Monday, October 1, 2012

More to Patience Than Patience Itself

"patience is made a condition of success and prosperity"

There's more to patience than just waiting- it's understanding the unknown. They say patience is a virtue and it is, all because it helps you stop and take a step back.

In an organizational setting, being patient is key when setting a strategic objective and waiting for the employees to align. True success in keeping up with the competitive global market, relies on making and sustaining massive culture changes. Of course, it does not happen overnight. For example, you set a plan and why the plan is good for the organization to pursue and then wait for the team to get properly equipped, in order to adapt to the changes. The human element is the hardest in making huge strives of strategic change however, it's all timing in learning when to do what.

Outside of work- it can be even more difficult because emotions can get involved but the same principles exist. First and above all- you need Trust. (also in an organizational setting) When you set a vision, you need to know why that was set and what the agenda is. And when you have two people on opposite sides of the spectrum, that agenda can be in completely different languages.

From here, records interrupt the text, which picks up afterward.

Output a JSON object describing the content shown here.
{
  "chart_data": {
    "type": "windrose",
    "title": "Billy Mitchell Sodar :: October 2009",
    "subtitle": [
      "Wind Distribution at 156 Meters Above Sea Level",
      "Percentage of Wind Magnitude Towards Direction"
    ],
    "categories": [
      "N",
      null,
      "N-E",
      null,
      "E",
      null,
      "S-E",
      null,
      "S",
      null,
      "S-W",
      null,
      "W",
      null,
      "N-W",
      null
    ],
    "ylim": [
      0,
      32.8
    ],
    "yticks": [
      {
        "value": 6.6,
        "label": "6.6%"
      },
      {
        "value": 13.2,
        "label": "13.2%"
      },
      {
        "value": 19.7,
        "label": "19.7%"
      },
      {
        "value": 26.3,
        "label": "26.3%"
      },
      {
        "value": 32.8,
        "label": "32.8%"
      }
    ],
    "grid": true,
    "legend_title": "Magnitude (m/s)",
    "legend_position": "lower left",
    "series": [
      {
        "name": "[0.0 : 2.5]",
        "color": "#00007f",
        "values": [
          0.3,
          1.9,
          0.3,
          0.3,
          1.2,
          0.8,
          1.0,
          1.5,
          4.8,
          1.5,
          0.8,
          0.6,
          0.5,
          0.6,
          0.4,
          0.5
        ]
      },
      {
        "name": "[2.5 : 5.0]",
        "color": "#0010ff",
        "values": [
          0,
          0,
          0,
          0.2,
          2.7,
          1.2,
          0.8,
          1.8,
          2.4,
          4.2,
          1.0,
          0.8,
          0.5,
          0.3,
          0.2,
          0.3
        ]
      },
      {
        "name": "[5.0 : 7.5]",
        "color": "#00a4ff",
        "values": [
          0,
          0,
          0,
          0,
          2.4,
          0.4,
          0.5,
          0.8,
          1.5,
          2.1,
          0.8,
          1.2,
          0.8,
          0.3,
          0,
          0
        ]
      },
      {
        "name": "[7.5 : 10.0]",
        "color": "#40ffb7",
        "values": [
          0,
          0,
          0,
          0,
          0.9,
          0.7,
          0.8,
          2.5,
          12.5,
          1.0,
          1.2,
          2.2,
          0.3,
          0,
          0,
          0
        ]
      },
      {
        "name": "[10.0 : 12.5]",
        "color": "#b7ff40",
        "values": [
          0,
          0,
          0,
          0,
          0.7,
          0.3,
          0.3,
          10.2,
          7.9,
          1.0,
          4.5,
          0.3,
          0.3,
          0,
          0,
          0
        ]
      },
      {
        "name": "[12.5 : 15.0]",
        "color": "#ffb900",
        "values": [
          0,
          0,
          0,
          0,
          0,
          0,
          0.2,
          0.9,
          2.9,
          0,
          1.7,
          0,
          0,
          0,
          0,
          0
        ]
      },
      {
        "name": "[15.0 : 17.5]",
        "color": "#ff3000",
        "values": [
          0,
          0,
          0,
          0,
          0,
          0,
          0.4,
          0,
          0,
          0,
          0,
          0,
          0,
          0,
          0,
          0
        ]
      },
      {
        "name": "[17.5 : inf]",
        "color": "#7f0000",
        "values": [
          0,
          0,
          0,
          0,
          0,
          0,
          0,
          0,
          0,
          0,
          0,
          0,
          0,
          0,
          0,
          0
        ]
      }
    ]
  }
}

Being patient in this situation is knowing and accepting there's something you don't know. The timing isn't right to communicate certain elements as long as it doesn't impact the trust.

Willy Wonka's Veruca Salt was known for her "but I want it now!" line, being the spoiled brat that she grew up to be . What distinguishes adults and children is that adults or parents know certain facts that affect decisions to be made. Children just see something they want and whine until they get it not knowing the consequences.

This concept applies in any setting- when a decision is being made, at what level are you making the decision? How deep in the system have you dove into to help set an action? Patience exists here both as the decider and the person with the request. The most difficult part is transparency without jeopardizing the timing.

Although I will keep this brief, the intent is to not only be patient but to know enough of the situation to keep you open-minded to what the future may or may not bring.

Being impatient can destroy relationships and in succeeding organizational goals. Look at the entire system and recognize there's a hidden element. So just breath and look for the risks when dealing with a project or the benefit of the doubt, with anyone else.